Die heilige Thérèse hat ihren Rosenkranz wieder

Geschrieben von am 22. Oktober 2017 | Abgelegt unter Aktuelles

Die heilige Thérèse von Lisieux schreibt in ihrer Autobiographie:

„Ganz allein den Rosenkranz zu beten kostet mich mehr Überwindung, als das Anlegen eines Bußinstruments…ich bin mir bewußt, ihn so schlecht zu beten!
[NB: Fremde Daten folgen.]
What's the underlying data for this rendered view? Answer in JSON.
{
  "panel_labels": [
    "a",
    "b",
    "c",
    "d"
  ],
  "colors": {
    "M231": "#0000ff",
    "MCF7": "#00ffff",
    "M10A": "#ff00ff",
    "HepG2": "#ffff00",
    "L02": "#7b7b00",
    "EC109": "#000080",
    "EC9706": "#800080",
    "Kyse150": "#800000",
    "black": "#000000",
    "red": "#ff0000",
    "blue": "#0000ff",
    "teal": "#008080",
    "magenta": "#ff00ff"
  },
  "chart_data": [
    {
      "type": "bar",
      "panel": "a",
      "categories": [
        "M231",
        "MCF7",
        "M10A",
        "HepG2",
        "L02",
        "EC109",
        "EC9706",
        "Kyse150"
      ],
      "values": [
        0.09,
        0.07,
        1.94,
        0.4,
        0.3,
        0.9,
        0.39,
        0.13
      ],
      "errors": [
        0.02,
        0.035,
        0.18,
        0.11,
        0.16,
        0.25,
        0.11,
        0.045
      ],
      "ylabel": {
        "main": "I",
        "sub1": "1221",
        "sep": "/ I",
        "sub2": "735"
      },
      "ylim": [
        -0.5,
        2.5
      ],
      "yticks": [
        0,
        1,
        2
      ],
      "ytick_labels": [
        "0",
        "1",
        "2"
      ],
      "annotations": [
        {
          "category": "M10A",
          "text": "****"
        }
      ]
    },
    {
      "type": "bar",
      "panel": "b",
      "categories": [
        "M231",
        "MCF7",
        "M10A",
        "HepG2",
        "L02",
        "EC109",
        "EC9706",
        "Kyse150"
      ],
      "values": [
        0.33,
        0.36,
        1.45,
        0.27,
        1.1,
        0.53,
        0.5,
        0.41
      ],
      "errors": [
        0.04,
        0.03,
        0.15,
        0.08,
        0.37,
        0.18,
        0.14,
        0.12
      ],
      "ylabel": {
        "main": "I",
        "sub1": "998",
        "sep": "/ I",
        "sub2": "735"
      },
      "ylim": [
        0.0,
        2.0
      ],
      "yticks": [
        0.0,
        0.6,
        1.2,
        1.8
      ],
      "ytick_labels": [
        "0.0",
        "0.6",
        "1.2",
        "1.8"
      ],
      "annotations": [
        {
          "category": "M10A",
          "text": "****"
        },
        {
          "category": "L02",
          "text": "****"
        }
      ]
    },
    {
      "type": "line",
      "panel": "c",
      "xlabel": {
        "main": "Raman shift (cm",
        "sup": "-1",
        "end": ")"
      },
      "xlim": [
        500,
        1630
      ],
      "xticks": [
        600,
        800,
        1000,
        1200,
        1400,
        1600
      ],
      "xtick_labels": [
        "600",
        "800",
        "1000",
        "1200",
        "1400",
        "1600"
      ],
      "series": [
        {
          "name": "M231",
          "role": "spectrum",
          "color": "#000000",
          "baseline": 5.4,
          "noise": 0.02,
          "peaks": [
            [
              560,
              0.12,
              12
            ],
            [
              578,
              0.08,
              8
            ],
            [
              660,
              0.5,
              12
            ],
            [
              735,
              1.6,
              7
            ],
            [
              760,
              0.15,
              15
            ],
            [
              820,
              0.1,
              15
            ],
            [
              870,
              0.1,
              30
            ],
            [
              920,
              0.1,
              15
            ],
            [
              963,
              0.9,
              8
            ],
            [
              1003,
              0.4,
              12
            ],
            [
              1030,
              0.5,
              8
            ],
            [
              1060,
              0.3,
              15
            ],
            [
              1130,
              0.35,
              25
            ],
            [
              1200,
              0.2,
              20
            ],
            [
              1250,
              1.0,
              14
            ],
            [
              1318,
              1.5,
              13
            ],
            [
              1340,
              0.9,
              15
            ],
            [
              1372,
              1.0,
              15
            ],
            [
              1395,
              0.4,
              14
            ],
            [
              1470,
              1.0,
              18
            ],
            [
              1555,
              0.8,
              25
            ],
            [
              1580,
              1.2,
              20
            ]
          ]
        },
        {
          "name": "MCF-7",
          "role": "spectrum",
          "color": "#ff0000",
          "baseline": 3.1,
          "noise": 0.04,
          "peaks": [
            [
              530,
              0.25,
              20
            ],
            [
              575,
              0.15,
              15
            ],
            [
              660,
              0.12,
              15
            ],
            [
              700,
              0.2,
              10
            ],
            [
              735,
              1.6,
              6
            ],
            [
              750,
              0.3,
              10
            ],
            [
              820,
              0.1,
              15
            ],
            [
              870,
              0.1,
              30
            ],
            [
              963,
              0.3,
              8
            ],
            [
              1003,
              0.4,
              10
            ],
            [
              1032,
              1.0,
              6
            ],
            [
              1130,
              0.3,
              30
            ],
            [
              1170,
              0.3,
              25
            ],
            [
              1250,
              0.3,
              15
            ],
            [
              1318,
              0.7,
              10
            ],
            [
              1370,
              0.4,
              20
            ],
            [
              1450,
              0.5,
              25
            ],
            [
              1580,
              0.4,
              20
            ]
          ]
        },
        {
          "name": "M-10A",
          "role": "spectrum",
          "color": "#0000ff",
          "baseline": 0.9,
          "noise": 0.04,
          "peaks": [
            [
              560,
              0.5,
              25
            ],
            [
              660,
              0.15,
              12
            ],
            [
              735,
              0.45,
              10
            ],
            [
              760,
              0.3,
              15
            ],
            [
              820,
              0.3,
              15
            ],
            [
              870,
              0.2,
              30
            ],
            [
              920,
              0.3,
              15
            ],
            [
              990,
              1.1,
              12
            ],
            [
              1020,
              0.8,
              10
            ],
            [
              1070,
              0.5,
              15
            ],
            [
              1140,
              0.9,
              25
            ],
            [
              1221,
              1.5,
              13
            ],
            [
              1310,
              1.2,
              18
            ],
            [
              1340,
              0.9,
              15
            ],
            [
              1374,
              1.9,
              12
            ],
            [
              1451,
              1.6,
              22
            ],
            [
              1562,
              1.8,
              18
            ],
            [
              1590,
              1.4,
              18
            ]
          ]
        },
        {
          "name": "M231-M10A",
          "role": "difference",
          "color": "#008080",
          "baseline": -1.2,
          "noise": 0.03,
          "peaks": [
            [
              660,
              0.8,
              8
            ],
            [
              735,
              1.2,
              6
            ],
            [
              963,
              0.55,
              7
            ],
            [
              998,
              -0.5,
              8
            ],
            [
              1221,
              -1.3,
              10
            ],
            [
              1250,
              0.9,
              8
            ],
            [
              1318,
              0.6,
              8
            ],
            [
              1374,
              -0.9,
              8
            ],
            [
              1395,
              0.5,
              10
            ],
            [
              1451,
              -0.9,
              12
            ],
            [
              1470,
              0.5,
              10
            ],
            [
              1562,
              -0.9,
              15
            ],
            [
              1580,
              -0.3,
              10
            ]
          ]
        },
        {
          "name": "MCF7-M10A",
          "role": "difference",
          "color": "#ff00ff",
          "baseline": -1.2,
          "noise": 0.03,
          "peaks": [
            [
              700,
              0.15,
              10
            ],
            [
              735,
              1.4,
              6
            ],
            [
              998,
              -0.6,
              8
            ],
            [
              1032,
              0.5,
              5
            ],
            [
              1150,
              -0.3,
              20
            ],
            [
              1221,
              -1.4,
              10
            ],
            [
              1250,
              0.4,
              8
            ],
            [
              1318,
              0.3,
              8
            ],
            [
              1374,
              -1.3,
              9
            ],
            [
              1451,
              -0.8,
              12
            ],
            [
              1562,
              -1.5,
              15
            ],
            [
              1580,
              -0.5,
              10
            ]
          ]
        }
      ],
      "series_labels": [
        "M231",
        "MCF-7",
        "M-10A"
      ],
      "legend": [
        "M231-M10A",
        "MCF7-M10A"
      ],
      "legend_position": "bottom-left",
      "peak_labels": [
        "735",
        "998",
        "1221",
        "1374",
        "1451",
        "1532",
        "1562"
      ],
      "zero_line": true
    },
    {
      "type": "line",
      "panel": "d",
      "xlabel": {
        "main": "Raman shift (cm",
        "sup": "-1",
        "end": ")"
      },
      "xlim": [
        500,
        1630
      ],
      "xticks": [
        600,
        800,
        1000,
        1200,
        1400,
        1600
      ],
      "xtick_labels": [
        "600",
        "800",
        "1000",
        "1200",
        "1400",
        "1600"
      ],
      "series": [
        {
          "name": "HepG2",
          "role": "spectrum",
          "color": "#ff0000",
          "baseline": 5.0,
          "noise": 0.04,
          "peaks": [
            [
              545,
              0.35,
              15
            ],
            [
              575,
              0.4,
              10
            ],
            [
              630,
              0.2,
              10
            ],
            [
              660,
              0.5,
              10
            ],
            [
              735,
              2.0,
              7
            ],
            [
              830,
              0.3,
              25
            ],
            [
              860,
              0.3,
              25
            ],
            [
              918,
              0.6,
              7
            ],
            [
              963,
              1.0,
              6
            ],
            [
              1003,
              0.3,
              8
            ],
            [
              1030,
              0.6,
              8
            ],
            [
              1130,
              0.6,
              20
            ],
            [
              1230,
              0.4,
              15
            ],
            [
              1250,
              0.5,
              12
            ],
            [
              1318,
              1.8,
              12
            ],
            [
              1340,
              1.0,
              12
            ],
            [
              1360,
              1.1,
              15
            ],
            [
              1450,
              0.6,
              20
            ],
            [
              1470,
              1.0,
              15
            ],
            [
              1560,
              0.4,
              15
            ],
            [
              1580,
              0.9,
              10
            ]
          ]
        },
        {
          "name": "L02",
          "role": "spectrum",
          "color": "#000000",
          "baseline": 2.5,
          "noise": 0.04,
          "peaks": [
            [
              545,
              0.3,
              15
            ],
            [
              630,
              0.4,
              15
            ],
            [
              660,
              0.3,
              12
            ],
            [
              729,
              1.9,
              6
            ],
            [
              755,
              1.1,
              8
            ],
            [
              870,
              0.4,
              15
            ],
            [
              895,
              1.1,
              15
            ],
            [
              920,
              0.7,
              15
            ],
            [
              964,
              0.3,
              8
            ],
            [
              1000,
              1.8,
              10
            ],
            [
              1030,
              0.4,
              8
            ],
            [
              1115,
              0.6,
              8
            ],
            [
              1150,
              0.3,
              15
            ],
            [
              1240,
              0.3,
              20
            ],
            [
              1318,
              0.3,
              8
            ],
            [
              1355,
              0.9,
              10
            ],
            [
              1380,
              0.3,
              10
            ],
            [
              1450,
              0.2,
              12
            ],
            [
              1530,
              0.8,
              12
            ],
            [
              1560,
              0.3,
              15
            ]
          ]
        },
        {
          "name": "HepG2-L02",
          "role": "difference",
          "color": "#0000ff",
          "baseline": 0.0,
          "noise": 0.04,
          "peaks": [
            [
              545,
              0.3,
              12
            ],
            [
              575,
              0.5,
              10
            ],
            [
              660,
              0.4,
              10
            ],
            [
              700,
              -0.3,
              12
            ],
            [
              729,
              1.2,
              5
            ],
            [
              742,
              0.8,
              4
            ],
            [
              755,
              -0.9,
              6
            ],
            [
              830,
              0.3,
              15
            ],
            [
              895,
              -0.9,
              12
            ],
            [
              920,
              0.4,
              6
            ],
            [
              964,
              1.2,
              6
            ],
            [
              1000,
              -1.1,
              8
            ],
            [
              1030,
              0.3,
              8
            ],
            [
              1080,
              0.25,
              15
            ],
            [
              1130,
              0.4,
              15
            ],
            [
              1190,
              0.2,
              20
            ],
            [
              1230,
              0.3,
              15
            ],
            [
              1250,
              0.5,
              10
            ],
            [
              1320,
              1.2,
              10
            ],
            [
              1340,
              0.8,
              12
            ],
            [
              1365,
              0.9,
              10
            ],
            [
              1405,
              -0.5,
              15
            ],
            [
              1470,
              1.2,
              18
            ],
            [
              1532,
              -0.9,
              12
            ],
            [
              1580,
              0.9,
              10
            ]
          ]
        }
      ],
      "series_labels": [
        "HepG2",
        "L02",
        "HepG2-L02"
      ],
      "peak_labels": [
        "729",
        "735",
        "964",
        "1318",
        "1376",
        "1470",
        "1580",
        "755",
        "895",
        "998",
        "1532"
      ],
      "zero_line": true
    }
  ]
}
Ich kann mich noch so sehr bemühen, die Geheimnisse des Rosenkranzes zu betrachten, es gelingt mir nicht, meinen Geist zu sammeln…Lange war ich untröstlich über diesen Mangel an Andacht, der mich verwunderte, denn ich liebe die Mutter Gottes so sehr, daß es mir leicht fallen sollte, zu ihren Ehren Gebete zu sprechen, die ihr wohlgefallen. Jetzt betrübe ich mich weniger, ich denke, die Himmelskönigin wird als meine Mutter meinen guten Willen sehen und sich damit zufrieden geben.“

Was die hl. Thérèse mit diesen Worten beschreibt, drückt die Bronzestatue aus. Die Haltung Thérèses ist angespannt und macht die Überwindung deutlich, die ihr das Beten des Rosenkranzes gekostet hat. Zugleich aber zeigt ihr Gesicht ein sanftes Lächeln. Der Künstler Paul Nagel hat in diesem Abschnitt über den Rosenkranz den „Kleinen Weg“ der Heiligen veranschaulicht gesehen: etwas aus Liebe tun, obwohl man keine Freude daran empfindet. Alles aus Liebe tun, gerade auch das, was man gar nicht tun will, das war die Antwort der kleinen Thérèse auf die Gnade Gottes, die sie einfach so, aus grundloser Liebe, erwählt hat!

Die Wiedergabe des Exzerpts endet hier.